Bab 1
Biru
Suara benturan pada logam membuatku terbangun dengan terkejut dan melihat sekeliling dengan mata yang masih kabur. Butuh beberapa detik untuk mengingat di mana aku tertidur tadi malam.
“Biru kecil, kamu harus bangun!” Suara yang teredam memanggil dari sisi lain dinding di sebelahku.
Butuh beberapa detik lagi untuk mengenali suara itu sebagai Bucky, tetanggaku. Kalau bisa disebut begitu. Dia tinggal di tenda beberapa meter dari gerbong kereta tempat aku berada sekarang.
“Ayo, cewek, patroli akan datang kurang dari satu jam lagi!” Dia memanggil lagi.
Itu membuatku bergerak seperti ada api di bawah pantatku. Aku tidak bisa tertangkap oleh patroli keamanan lagi. Terakhir kali aku tidak bisa kembali ke tempat favoritku setidaknya selama sebulan. Bukan berarti aku punya banyak barang, tapi repot juga membawa barang-barang kecil yang aku punya ke mana-mana. Aku tidak repot dengan kereta belanja karena aku tidak tinggal di satu tempat cukup lama untuk mengumpulkan banyak barang. Sebuah ransel dan tas duffel kecil adalah semua yang aku izinkan untuk disimpan.

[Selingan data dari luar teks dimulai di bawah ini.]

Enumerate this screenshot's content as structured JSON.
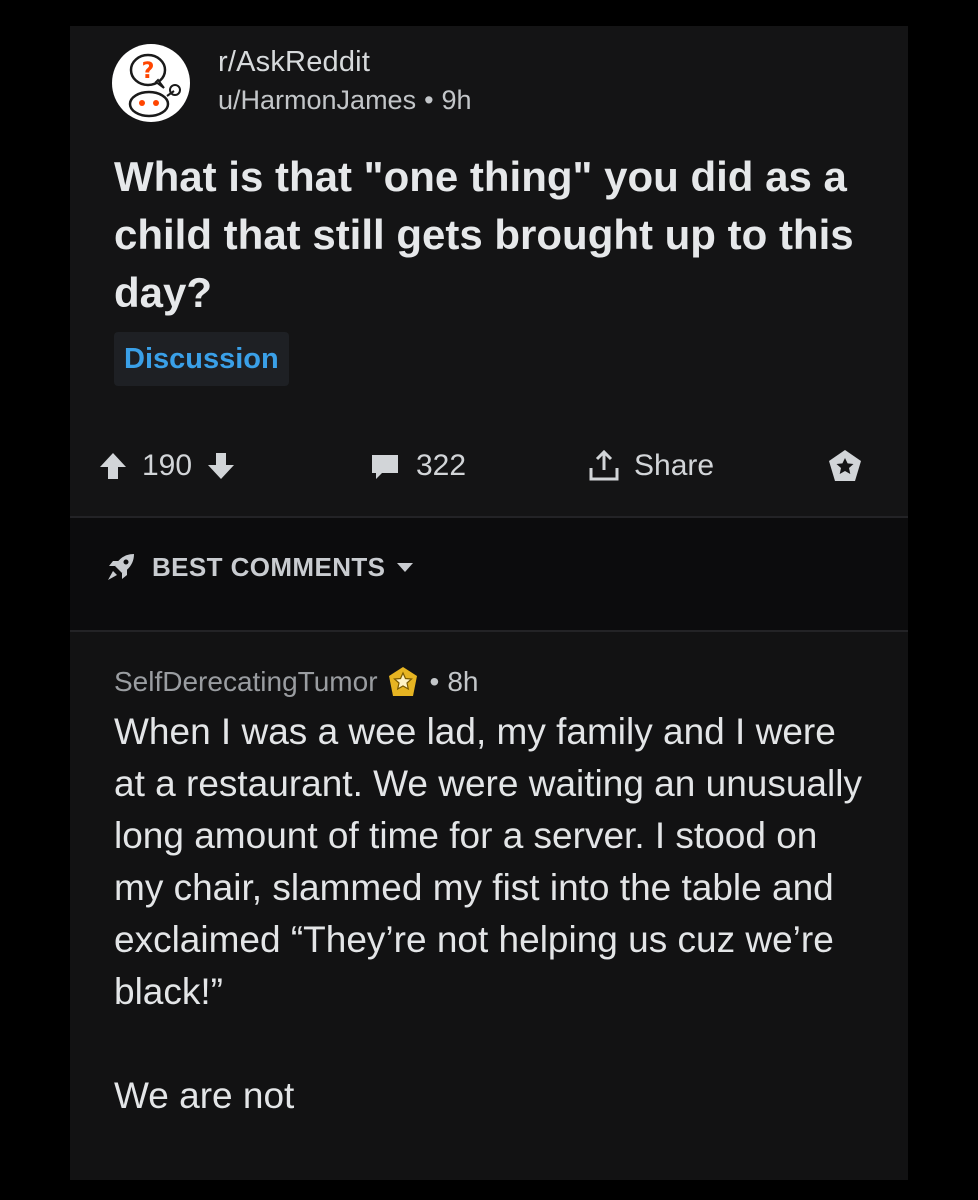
{
  "post": {
    "subreddit": "r/AskReddit",
    "author": "u/HarmonJames",
    "age": "9h",
    "title": "What is that \"one thing\" you did as a child that still gets brought up to this day?",
    "flair": "Discussion",
    "votes": "190",
    "comments": "322",
    "share_label": "Share"
  },
  "sort": {
    "label": "BEST COMMENTS"
  },
  "comment": {
    "author": "SelfDerecatingTumor",
    "age": "8h",
    "paragraphs": [
      "When I was a wee lad, my family and I were at a restaurant. We were waiting an unusually long amount of time for a server. I stood on my chair, slammed my fist into the table and exclaimed “They’re not helping us cuz we’re black!”",
      "We are not"
    ]
  },
  "colors": {
    "background": "#121213",
    "accent_flair": "#3aa0e8",
    "award_gold": "#e6b422"
  },
  "icons": [
    "subreddit-avatar-icon",
    "upvote-icon",
    "downvote-icon",
    "comment-icon",
    "share-icon",
    "save-icon",
    "rocket-icon",
    "chevron-down-icon",
    "award-icon"
  ]
}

Aku dengan cepat menggulung kantung tidur yang aku gunakan hampir setiap malam dan memasukkannya ke dalam tas duffel. Bantal yang aku gunakan adalah bantal leher tiup, jadi aku mengempiskannya dan memasukkannya bersama kantung tidur. Aku mematikan lampu kecil yang aku nyalakan saat tidur dan memasukkannya ke dalam ransel. Setelah tempat perkemahan kecilku dikemas, aku mengambil sepatu converse biru yang sudah usang yang aku dapatkan di toko barang bekas dan memakainya. Mereka masih cukup baik, tapi aku akan membutuhkan yang baru sekitar sebulan lagi dari melihat solnya.

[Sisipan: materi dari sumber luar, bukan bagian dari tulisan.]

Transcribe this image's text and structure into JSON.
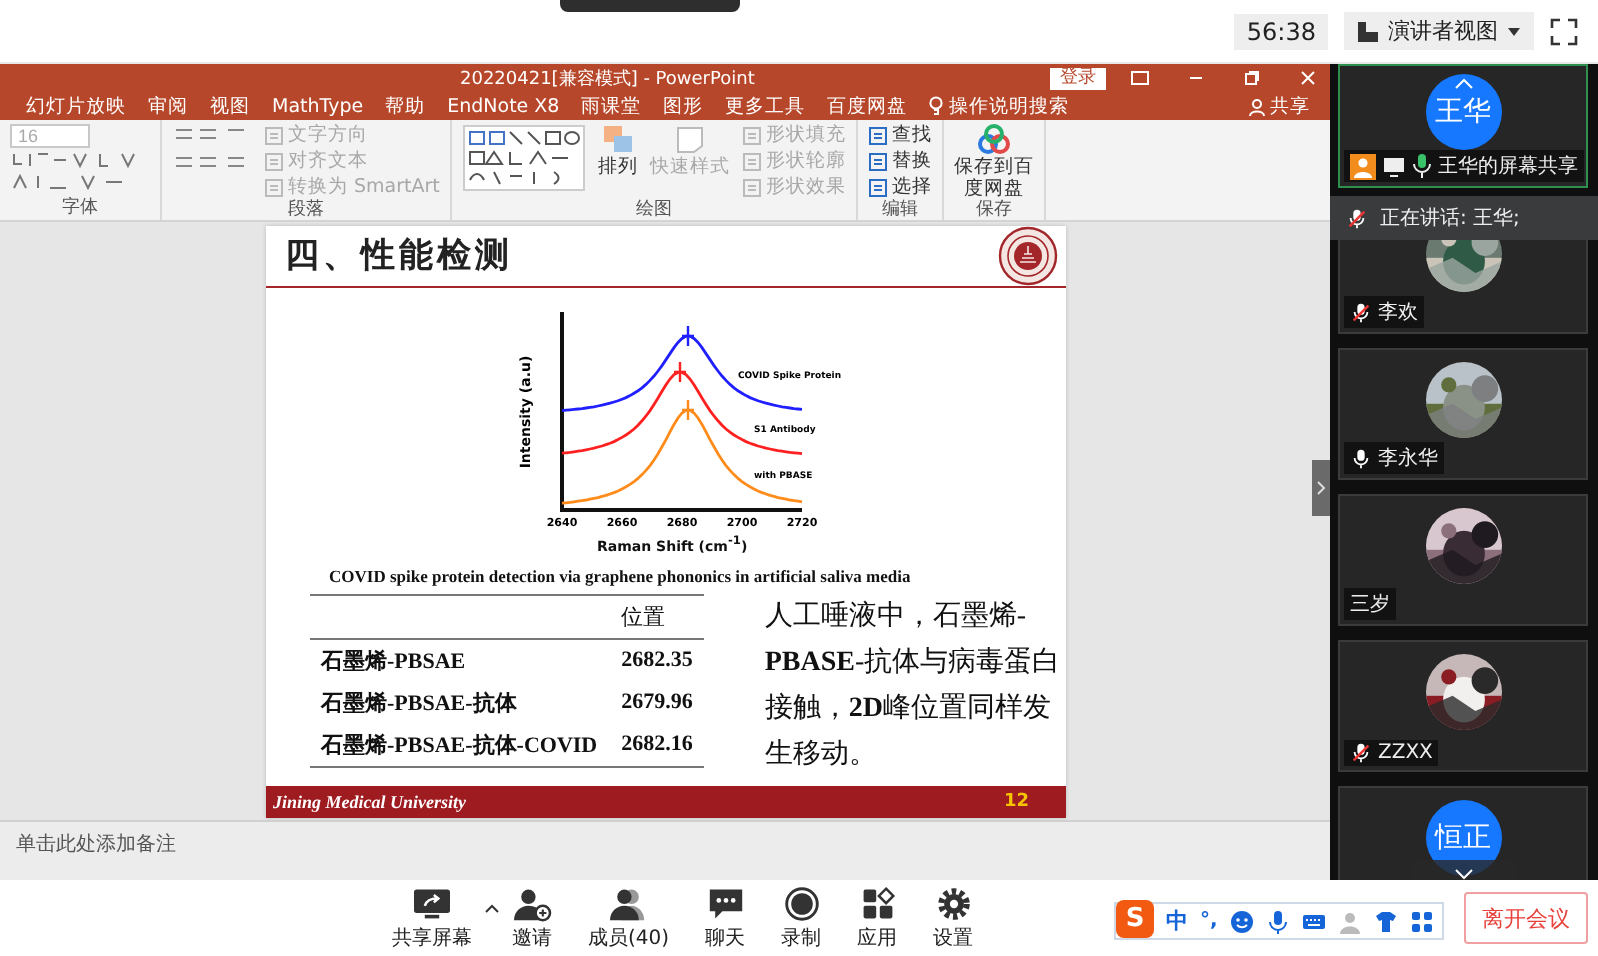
{
  "top_bar": {
    "timer": "56:38",
    "view_button": "演讲者视图"
  },
  "powerpoint": {
    "title": "20220421[兼容模式] - PowerPoint",
    "login_button": "登录",
    "tabs": [
      {
        "label": "幻灯片放映",
        "selected": false
      },
      {
        "label": "审阅",
        "selected": false
      },
      {
        "label": "视图",
        "selected": false
      },
      {
        "label": "MathType",
        "selected": false
      },
      {
        "label": "帮助",
        "selected": false
      },
      {
        "label": "EndNote X8",
        "selected": false
      },
      {
        "label": "雨课堂",
        "selected": false
      },
      {
        "label": "图形",
        "selected": false
      },
      {
        "label": "更多工具",
        "selected": false
      },
      {
        "label": "百度网盘",
        "selected": false
      }
    ],
    "search": "操作说明搜索",
    "share": "共享",
    "font_size": "16",
    "ribbon": [
      {
        "label": "字体",
        "kind": "font"
      },
      {
        "label": "段落",
        "kind": "paragraph",
        "items": [
          {
            "label": "文字方向",
            "disabled": true
          },
          {
            "label": "对齐文本",
            "disabled": true
          },
          {
            "label": "转换为 SmartArt",
            "disabled": true
          }
        ]
      },
      {
        "label": "绘图",
        "kind": "drawing",
        "items": [
          {
            "label": "排列",
            "disabled": false
          },
          {
            "label": "快速样式",
            "disabled": true
          },
          {
            "label": "形状填充",
            "disabled": true
          },
          {
            "label": "形状轮廓",
            "disabled": true
          },
          {
            "label": "形状效果",
            "disabled": true
          }
        ]
      },
      {
        "label": "编辑",
        "kind": "list",
        "items": [
          {
            "label": "查找",
            "disabled": false
          },
          {
            "label": "替换",
            "disabled": false
          },
          {
            "label": "选择",
            "disabled": false
          }
        ]
      },
      {
        "label": "保存",
        "kind": "save",
        "items": [
          {
            "label": "保存到百度网盘",
            "disabled": false
          }
        ]
      }
    ],
    "notes": {
      "placeholder": "单击此处添加备注"
    }
  },
  "slide": {
    "title": "四、性能检测",
    "chart": {
      "ylabel": "Intensity (a.u)",
      "xlabel": "Raman Shift (cm$^{-1}$)",
      "xticks": [
        "2640",
        "2660",
        "2680",
        "2700",
        "2720"
      ],
      "series": [
        {
          "name": "COVID Spike Protein",
          "color": "#1f1fff"
        },
        {
          "name": "S1 Antibody",
          "color": "#ff2020"
        },
        {
          "name": "with PBASE",
          "color": "#ff8c1a"
        }
      ]
    },
    "caption": "COVID spike protein detection via graphene phononics in artificial saliva media",
    "table": {
      "header": "位置",
      "rows": [
        {
          "name": "石墨烯-PBSAE",
          "value": "2682.35"
        },
        {
          "name": "石墨烯-PBSAE-抗体",
          "value": "2679.96"
        },
        {
          "name": "石墨烯-PBSAE-抗体-COVID",
          "value": "2682.16"
        }
      ]
    },
    "paragraph": "人工唾液中，石墨烯-**PBASE**-抗体与病毒蛋白接触，**2D**峰位置同样发生移动。",
    "footer": "Jining Medical University",
    "page": "12"
  },
  "gallery": {
    "presenter": {
      "initials": "王华",
      "label": "王华的屏幕共享"
    },
    "speaking": "正在讲话: 王华;",
    "participants": [
      {
        "name": "李欢",
        "kind": "picture",
        "muted": true
      },
      {
        "name": "李永华",
        "kind": "picture",
        "muted": false
      },
      {
        "name": "三岁",
        "kind": "picture"
      },
      {
        "name": "ZZXX",
        "kind": "picture",
        "muted": true
      },
      {
        "initials": "恒正",
        "kind": "initials"
      }
    ]
  },
  "toolbar": [
    {
      "label": "共享屏幕",
      "kind": "share"
    },
    {
      "label": "邀请",
      "kind": "invite"
    },
    {
      "label": "成员(40)",
      "kind": "members"
    },
    {
      "label": "聊天",
      "kind": "chat"
    },
    {
      "label": "录制",
      "kind": "record"
    },
    {
      "label": "应用",
      "kind": "apps"
    },
    {
      "label": "设置",
      "kind": "settings"
    }
  ],
  "ime": {
    "logo": "S",
    "mode": "中",
    "punctuation": "°,"
  },
  "leave_button": "离开会议"
}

Setelah semuanya siap, aku meraih pegangan pintu gerbong kereta dan mengerang saat menariknya terbuka. Pintu itu berat dan lenganku lemah seperti mie. Tidak banyak waktu untuk berolahraga saat aku sering berpindah-pindah. Kalau ada, kakiku adalah bagian terkuat dari tubuhku berkat semua berjalan kaki yang aku lakukan. Aku bisa saja mengeluarkan uang untuk kartu bus, tapi aku mencoba menjaga pengeluaran seminimal mungkin. Aku tidak pernah tahu kapan aku akan membutuhkan uang untuk sesuatu yang sedikit di luar anggaran. Seperti sepatu dan pakaian.
Bucky berdiri di luar pintu dengan cangkir kecil di tangannya. Aku tersenyum pada temanku dan melompat turun untuk menyapanya. Saat kakiku menyentuh tanah, aku berdiri dan mengangkat tangan serta menempatkan dua jari di dahiku.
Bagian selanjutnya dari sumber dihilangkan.